RUBENS, Peter Paul
(b. 1577, Siegen, d. 1640, Antwerpen)

The Triumphal Entry of Henry IV into Paris

1627-30
Oil on canvas, 380 x 692 cm
Galleria degli Uffizi, Florence

This painting was intended for the end wall of the east gallery of the Palais du Luxembourg, Paris, as the climactic scene in a cycle of twenty-four canvases depicting the Life of Henry IV. The pendant Life of Marie de' Medici, also consisting of twenty-four canvases (Musée du Louvre, Paris), was completed and installed in the west gallery of the palace by February 1625. Rubens had signed the contract for all forty-eight canvases on February 24, 1622. However, work on the Henry cycle was not begun before late 1627, and was then interrupted by the seven months Rubens spent in Madrid (1628-29) and nine months in London (1629-30). In the end, the decoration of the second gallery in the Queen Mother's residence was never completed, due to political opposition and Marie's exile to Brussels in 1631. In Rubens's estate inventory, six large, unfinished paintings depicting triumphs or battles of Henry IV are recorded, of which five are known today (two are in the Uffizi; the others are in the museums of Göteborg and Munich, and in the Rubenshuis, Antwerp). Also known are four oil sketches for the Henry cycle that do not correspond to surviving canvases.
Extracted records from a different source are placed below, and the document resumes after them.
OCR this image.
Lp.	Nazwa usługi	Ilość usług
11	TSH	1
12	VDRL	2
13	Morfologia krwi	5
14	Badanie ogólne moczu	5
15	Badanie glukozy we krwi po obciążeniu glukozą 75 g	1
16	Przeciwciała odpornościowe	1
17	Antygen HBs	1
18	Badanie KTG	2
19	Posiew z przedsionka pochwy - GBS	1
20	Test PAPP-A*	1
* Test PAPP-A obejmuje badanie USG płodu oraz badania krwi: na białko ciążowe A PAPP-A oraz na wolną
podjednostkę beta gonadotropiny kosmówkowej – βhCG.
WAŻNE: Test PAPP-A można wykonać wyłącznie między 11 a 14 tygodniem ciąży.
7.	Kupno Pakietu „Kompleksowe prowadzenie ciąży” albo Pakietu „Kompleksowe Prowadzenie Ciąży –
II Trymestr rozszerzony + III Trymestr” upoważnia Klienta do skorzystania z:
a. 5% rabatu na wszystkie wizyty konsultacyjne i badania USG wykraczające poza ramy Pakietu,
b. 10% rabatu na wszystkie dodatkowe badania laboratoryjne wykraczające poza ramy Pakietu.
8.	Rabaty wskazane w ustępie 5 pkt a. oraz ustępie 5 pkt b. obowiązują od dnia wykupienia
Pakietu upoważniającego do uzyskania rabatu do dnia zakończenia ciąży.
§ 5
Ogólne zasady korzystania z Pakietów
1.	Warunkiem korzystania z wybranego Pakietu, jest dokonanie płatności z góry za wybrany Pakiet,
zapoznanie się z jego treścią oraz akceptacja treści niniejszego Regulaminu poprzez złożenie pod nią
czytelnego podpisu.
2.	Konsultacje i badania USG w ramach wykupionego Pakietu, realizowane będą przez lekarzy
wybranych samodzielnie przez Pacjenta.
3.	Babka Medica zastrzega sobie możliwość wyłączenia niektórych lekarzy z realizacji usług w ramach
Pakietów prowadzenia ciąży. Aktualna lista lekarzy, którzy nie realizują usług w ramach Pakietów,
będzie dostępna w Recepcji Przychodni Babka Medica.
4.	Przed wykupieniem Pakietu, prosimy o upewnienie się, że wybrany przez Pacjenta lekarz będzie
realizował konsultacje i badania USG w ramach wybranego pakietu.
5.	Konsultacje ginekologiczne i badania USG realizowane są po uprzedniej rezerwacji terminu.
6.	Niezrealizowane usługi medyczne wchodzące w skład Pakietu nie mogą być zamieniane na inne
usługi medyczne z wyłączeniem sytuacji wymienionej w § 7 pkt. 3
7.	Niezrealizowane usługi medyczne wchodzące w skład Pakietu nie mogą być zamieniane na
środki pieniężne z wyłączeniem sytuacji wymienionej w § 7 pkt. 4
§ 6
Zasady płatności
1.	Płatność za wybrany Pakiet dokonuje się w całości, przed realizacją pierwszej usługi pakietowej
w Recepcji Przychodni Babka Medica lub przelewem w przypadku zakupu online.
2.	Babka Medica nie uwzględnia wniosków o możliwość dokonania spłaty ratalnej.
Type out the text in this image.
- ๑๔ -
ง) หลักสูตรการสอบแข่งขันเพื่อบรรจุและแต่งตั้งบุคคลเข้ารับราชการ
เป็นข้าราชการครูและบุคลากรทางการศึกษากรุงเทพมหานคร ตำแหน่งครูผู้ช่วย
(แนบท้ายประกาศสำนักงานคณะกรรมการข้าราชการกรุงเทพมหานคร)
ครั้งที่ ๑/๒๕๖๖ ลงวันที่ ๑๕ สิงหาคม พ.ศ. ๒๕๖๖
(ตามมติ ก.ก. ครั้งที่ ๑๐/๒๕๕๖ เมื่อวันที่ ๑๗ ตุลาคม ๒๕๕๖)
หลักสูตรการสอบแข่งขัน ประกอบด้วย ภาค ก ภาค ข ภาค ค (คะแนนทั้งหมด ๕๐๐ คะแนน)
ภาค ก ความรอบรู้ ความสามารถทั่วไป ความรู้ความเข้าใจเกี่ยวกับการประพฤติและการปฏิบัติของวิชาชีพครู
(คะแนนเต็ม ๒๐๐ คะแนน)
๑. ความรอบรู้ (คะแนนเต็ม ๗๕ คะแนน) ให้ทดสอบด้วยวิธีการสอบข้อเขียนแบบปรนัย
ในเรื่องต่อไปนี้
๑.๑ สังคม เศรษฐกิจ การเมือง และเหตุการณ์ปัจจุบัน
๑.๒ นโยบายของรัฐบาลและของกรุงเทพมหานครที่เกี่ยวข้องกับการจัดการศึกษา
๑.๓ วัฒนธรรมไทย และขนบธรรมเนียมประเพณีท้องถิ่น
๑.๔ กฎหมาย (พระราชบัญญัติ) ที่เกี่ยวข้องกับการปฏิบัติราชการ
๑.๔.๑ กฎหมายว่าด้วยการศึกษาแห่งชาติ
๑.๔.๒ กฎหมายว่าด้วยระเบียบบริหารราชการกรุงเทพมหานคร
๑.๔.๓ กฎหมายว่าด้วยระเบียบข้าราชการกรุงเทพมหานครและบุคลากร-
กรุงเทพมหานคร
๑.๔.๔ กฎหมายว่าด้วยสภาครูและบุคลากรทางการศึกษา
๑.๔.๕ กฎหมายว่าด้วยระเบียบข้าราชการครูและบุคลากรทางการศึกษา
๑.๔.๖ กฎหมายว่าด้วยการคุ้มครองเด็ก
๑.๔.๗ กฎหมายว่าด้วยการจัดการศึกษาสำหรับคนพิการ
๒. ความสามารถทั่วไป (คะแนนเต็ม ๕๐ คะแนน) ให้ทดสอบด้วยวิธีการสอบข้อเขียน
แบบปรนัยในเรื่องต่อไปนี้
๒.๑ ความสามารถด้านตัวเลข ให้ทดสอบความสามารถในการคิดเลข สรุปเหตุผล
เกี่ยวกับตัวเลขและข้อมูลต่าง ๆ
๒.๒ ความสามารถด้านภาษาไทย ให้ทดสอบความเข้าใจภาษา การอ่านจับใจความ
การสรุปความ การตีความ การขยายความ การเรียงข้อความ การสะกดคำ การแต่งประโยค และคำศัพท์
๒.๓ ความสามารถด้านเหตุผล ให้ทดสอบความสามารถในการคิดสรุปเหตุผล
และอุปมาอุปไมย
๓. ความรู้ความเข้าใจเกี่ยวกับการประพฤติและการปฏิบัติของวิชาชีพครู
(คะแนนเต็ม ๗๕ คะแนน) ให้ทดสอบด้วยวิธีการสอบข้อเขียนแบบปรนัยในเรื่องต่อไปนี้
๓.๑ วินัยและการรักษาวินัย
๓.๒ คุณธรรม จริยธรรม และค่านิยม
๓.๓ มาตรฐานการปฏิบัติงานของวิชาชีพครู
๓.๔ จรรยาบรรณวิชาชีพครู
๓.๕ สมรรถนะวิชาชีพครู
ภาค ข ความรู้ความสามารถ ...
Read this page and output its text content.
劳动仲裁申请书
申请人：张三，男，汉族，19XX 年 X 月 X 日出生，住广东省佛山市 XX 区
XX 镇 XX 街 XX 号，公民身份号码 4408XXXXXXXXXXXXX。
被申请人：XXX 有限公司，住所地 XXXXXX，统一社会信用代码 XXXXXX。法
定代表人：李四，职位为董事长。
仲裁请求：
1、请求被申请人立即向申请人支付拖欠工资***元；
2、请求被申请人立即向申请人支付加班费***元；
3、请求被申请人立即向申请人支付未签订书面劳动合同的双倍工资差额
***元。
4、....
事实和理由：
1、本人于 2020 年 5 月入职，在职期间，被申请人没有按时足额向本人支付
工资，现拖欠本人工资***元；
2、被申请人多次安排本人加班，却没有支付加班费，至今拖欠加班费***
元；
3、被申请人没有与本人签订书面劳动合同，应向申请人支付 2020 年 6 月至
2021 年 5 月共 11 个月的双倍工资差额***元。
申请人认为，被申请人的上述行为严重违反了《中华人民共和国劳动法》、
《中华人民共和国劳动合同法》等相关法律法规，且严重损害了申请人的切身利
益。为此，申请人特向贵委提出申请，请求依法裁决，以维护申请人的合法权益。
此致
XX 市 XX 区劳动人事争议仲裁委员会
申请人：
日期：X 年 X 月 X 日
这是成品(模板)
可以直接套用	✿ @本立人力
Rubens's work on this composition illustrates his extraordinary ability to synthesize visual and symbolic ideas. The final composition is at once a representation of the king's actual victories in the 1590s and a grand classical metaphor which sums up in a single glance the scenes that the viewer would then have seen sequentially in the long gallery devoted to the Life of Henry IV. The failure of the project, through no fault of his own, was probably Rubens's greatest disappointment in a career distinguished by several successes on a similarly ambitious scale.